Destruction of Order of Templars Was Inevitable
They owned a fleet of merchant ships – and at one point they even owned the entire island of Cyprus (!!). The order definitely qualifies as the world’s first multinational corporation (conglomerate, to be more precise).
But they were much more than that – being exempt from all authority except the Pope, they became a genuine shadow pan-European state complete with its own financial and economic infrastructure; its own army; Christian temples and priests, its secret religion (Ark Templar) … and even the Ark of the Covenant.
Obviously, such state did not fit into European political structure (a system of kingdoms under spiritual authority of the Pope or local Orthodox patriarch).

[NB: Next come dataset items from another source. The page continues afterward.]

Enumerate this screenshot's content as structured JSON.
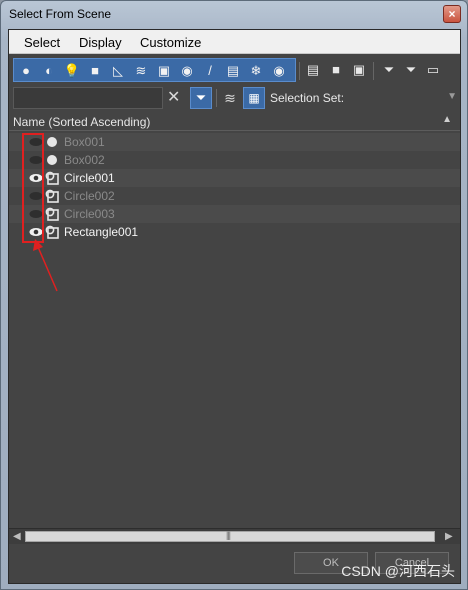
{
  "window": {
    "title": "Select From Scene"
  },
  "menu": [
    "Select",
    "Display",
    "Customize"
  ],
  "toolbar": {
    "type_filters": [
      {
        "icon": "geometry-icon",
        "glyph": "●"
      },
      {
        "icon": "shapes-icon",
        "glyph": "◐"
      },
      {
        "icon": "lights-icon",
        "glyph": "💡"
      },
      {
        "icon": "cameras-icon",
        "glyph": "■"
      },
      {
        "icon": "helpers-icon",
        "glyph": "◺"
      },
      {
        "icon": "spacewarps-icon",
        "glyph": "≋"
      },
      {
        "icon": "groups-icon",
        "glyph": "▣"
      },
      {
        "icon": "xrefs-icon",
        "glyph": "◉"
      },
      {
        "icon": "bones-icon",
        "glyph": "/"
      },
      {
        "icon": "containers-icon",
        "glyph": "▤"
      },
      {
        "icon": "frozen-icon",
        "glyph": "❄"
      },
      {
        "icon": "hidden-icon",
        "glyph": "◉"
      }
    ],
    "extra_buttons": [
      {
        "icon": "select-all-icon",
        "glyph": "▤"
      },
      {
        "icon": "select-none-icon",
        "glyph": "■"
      },
      {
        "icon": "select-invert-icon",
        "glyph": "▣"
      },
      {
        "icon": "filter-options-icon",
        "glyph": "⏷"
      },
      {
        "icon": "filter-icon",
        "glyph": "⏷"
      },
      {
        "icon": "container-icon",
        "glyph": "▭"
      }
    ]
  },
  "search": {
    "value": "",
    "clear_glyph": "✕"
  },
  "toolbar2": {
    "filter_glyph": "⏷",
    "layer_glyph": "≋",
    "hier_glyph": "▦",
    "selection_set_label": "Selection Set:"
  },
  "list": {
    "header": "Name (Sorted Ascending)",
    "sort_glyph": "▲",
    "items": [
      {
        "name": "Box001",
        "visible": false,
        "type": "geometry"
      },
      {
        "name": "Box002",
        "visible": false,
        "type": "geometry"
      },
      {
        "name": "Circle001",
        "visible": true,
        "type": "shape"
      },
      {
        "name": "Circle002",
        "visible": false,
        "type": "shape"
      },
      {
        "name": "Circle003",
        "visible": false,
        "type": "shape"
      },
      {
        "name": "Rectangle001",
        "visible": true,
        "type": "shape"
      }
    ]
  },
  "scrollbar": {
    "left": "◀",
    "right": "▶",
    "grip": "|||"
  },
  "buttons": {
    "ok": "OK",
    "cancel": "Cancel"
  },
  "watermark": "CSDN @河西石头",
  "colors": {
    "accent": "#3b6aa6",
    "annotation": "#e02020",
    "panel": "#444444"
  }
}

Consequently, one of the two had to go.
Either the “Templar state” would take over the entire kingdom – or one especially active king would subdue the Pope and destroy this shadow state. Both outcomes were possible; however, at the time the Templars did not have the leaders of the same caliber as their founders.

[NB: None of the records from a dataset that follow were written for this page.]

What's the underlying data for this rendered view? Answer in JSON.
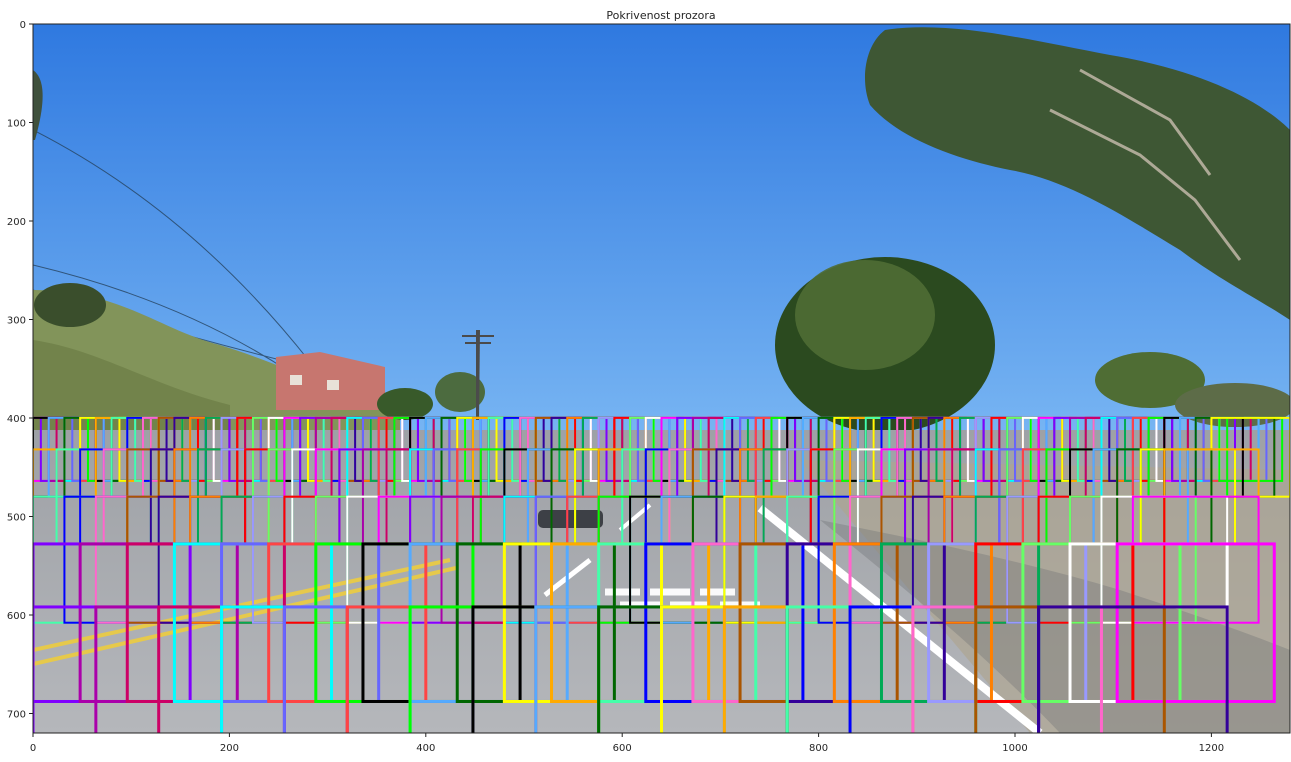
{
  "figure": {
    "title": "Pokrivenost prozora",
    "x_ticks": [
      "0",
      "200",
      "400",
      "600",
      "800",
      "1000",
      "1200"
    ],
    "y_ticks": [
      "0",
      "100",
      "200",
      "300",
      "400",
      "500",
      "600",
      "700"
    ],
    "xlim": [
      0,
      1280
    ],
    "ylim": [
      720,
      0
    ]
  },
  "scene": {
    "description_elements": [
      "sky",
      "trees",
      "road",
      "house",
      "utility-pole",
      "power-lines",
      "lane-markings",
      "shadows"
    ],
    "colors": {
      "sky_top": "#2f79e0",
      "sky_bottom": "#79b6f3",
      "road": "#a7a8ad",
      "tree_dark": "#2b4a1f",
      "tree_mid": "#4f6d34",
      "hill": "#82945a",
      "house": "#c7766f"
    }
  },
  "window_grid": {
    "rows": [
      {
        "y_top": 400,
        "size": 64,
        "x_start": 0,
        "x_step": 8,
        "count": 152
      },
      {
        "y_top": 400,
        "size": 80,
        "x_start": 0,
        "x_step": 16,
        "count": 76
      },
      {
        "y_top": 432,
        "size": 96,
        "x_start": 0,
        "x_step": 24,
        "count": 49
      },
      {
        "y_top": 480,
        "size": 128,
        "x_start": 0,
        "x_step": 32,
        "count": 36
      },
      {
        "y_top": 528,
        "size": 160,
        "x_start": 0,
        "x_step": 48,
        "count": 24
      },
      {
        "y_top": 592,
        "size": 192,
        "x_start": 0,
        "x_step": 64,
        "count": 17
      }
    ],
    "palette": [
      "#ff00ff",
      "#00ff00",
      "#0000ff",
      "#ff0000",
      "#00ffff",
      "#ffff00",
      "#ff8000",
      "#8000ff",
      "#000000",
      "#ff66cc",
      "#66ff66",
      "#6666ff",
      "#ffaa00",
      "#00aa55",
      "#aa00aa",
      "#55aaff",
      "#aa5500",
      "#ffffff",
      "#ff4444",
      "#44ffaa",
      "#9999ff",
      "#cc0066",
      "#006600",
      "#330099"
    ]
  }
}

Jacques de Molay was totally clueless that he and his order were facing a genuinely existential threat; and although he did plan a mega-crusade (“crusade to end all crusade”), he did not realize that to make it happen – and to save his order and himself – he had to team up with Teutonic order and take over Europe.
Hence, not surprisingly, the especially determined king (King of France Philip IV) and a weak Pope (Clement V – Frenchman by blood and birth) conspired to destroy the order of Knights Templar. And destroyed it – although the whole conspiracy was spearheaded by Guillaume de Nogaret – the second-in-command in France.
Not very surprisingly, all of them became victims of the “boomerang law”. Most likely, all three were murdered and Philip’s died in quick succession without surviving sons of their own. Which terminated the House of Capet and led to the Hundred Years’ War – the most catastrophic disaster in the history of France.